Suzanne Ortega, president of the Council of Graduate Schools, said some schools have made the decision to limit or suspend recruitment in specific doctoral programs for next fall “for reasons that generally relate to the pandemic.”
Spring 2020’s unplanned shutdown affected degree timelines for graduate students already enrolled, she said, “and their programs are prioritizing support to ensure current students are able to complete their degrees.” That means offering “an additional semester or two of funding” in many cases, Ortega continued, so program directors have “opted to shift their budget for 2021 recruitment to continued support for the doctoral students already in the program.”
That’s what’s happening in history at Chapel Hill.
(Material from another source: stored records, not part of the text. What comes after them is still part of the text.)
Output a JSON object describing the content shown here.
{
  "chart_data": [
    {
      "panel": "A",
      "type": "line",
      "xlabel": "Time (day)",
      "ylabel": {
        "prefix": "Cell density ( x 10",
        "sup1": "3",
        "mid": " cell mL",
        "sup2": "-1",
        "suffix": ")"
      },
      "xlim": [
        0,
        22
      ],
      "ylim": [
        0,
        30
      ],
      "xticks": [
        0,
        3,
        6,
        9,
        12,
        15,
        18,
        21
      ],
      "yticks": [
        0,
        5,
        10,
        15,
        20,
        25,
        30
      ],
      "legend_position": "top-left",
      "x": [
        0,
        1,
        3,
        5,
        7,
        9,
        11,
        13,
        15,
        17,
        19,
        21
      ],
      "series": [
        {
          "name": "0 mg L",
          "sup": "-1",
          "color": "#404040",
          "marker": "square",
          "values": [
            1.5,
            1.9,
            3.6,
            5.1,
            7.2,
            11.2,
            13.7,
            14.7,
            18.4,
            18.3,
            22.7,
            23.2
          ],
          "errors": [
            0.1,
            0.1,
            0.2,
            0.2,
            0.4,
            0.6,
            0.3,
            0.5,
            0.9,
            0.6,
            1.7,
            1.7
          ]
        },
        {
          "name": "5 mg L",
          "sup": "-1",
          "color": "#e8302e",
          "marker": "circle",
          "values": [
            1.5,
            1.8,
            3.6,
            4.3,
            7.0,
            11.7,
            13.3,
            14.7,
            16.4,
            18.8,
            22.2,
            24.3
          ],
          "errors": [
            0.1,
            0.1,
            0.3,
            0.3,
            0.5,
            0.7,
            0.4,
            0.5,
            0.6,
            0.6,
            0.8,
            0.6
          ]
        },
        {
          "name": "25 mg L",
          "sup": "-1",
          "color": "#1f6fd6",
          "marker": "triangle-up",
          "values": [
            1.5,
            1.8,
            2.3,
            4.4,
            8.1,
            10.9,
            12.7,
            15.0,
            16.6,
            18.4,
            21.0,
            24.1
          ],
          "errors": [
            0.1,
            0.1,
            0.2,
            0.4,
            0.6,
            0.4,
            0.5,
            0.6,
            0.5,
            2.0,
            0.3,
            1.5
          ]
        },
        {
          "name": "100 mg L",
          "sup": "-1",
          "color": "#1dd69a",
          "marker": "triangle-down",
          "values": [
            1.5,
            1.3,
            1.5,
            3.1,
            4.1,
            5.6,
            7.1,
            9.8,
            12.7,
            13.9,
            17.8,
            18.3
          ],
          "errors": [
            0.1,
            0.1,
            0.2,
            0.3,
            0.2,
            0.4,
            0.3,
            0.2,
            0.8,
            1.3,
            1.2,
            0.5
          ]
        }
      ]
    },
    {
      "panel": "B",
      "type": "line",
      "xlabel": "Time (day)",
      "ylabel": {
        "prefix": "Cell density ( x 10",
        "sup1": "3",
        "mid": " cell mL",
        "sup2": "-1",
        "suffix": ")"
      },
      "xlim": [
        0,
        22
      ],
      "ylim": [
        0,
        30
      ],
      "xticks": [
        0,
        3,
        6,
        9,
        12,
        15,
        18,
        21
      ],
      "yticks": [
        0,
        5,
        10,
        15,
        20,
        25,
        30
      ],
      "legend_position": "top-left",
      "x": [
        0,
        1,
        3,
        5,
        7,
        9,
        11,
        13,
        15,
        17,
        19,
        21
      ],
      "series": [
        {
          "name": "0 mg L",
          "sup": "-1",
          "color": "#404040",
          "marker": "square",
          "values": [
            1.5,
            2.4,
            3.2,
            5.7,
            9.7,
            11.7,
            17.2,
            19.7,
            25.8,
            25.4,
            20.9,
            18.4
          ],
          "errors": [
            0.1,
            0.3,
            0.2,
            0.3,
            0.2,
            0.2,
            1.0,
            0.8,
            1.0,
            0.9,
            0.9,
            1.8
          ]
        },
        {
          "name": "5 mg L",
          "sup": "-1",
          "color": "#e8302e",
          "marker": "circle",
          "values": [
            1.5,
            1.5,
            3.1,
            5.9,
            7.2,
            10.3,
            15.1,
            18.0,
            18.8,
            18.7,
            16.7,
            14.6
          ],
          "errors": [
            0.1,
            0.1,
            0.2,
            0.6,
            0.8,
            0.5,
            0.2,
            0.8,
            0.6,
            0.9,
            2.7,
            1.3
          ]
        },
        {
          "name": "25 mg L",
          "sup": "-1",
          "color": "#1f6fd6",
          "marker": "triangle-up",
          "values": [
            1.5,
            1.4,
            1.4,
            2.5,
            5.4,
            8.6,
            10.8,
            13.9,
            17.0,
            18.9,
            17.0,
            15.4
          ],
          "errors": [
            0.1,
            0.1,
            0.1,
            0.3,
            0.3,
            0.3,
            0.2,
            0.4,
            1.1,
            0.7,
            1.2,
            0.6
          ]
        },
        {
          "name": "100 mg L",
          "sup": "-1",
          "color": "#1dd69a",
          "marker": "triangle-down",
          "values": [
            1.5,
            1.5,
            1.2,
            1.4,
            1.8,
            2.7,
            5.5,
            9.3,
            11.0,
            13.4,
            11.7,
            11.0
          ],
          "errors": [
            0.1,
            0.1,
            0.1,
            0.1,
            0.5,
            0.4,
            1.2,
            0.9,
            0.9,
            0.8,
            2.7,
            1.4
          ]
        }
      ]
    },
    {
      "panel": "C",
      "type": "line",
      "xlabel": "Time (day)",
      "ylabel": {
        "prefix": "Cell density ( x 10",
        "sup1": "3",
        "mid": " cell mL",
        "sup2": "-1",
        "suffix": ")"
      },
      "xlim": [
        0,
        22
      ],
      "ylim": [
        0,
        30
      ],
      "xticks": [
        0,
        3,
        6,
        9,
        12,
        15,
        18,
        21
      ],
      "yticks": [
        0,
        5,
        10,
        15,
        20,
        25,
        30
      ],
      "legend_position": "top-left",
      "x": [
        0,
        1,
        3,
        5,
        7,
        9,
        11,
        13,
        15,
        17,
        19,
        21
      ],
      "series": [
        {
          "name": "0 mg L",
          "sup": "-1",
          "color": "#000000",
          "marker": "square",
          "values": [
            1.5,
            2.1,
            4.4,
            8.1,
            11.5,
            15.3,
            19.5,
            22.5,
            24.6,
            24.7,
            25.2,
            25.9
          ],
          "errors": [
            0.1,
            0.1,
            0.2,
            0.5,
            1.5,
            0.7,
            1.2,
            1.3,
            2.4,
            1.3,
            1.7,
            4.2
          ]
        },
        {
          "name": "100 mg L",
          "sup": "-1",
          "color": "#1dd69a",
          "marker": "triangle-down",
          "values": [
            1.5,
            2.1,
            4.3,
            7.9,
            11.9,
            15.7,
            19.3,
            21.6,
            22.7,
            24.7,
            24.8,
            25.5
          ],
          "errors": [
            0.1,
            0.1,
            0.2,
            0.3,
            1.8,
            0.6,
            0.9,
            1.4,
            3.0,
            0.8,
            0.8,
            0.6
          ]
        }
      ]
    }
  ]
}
The department said in a statement this week that it will not accept applications for the 2021 admissions cycle.
“In order to ensure that the department has resources to adequately support its educational mission during the COVID-19 pandemic and after years of state budget cuts, we will hold off on bringing new entrants to the program until 2022,” Chapel Hill’s history department said. “The decision to eliminate a cohort of future graduate students was not an easy one, but we have decided that the most responsible course of action is to prioritize those who are already in our program.”
Chicago, as a relatively well-off private institution, isn’t facing the same financial pressures as Chapel Hill. It also has a new funding model for graduate students that involves admitting new students, with full funding, only as current ones finish their degrees. But COVID-19 has left no institution financially unscathed, and it’s pushed an already bleak faculty job market into blight. Doctoral program admissions caps historically have been a third rail for programs, but the coronavirus has made them touchable, at least for the moment.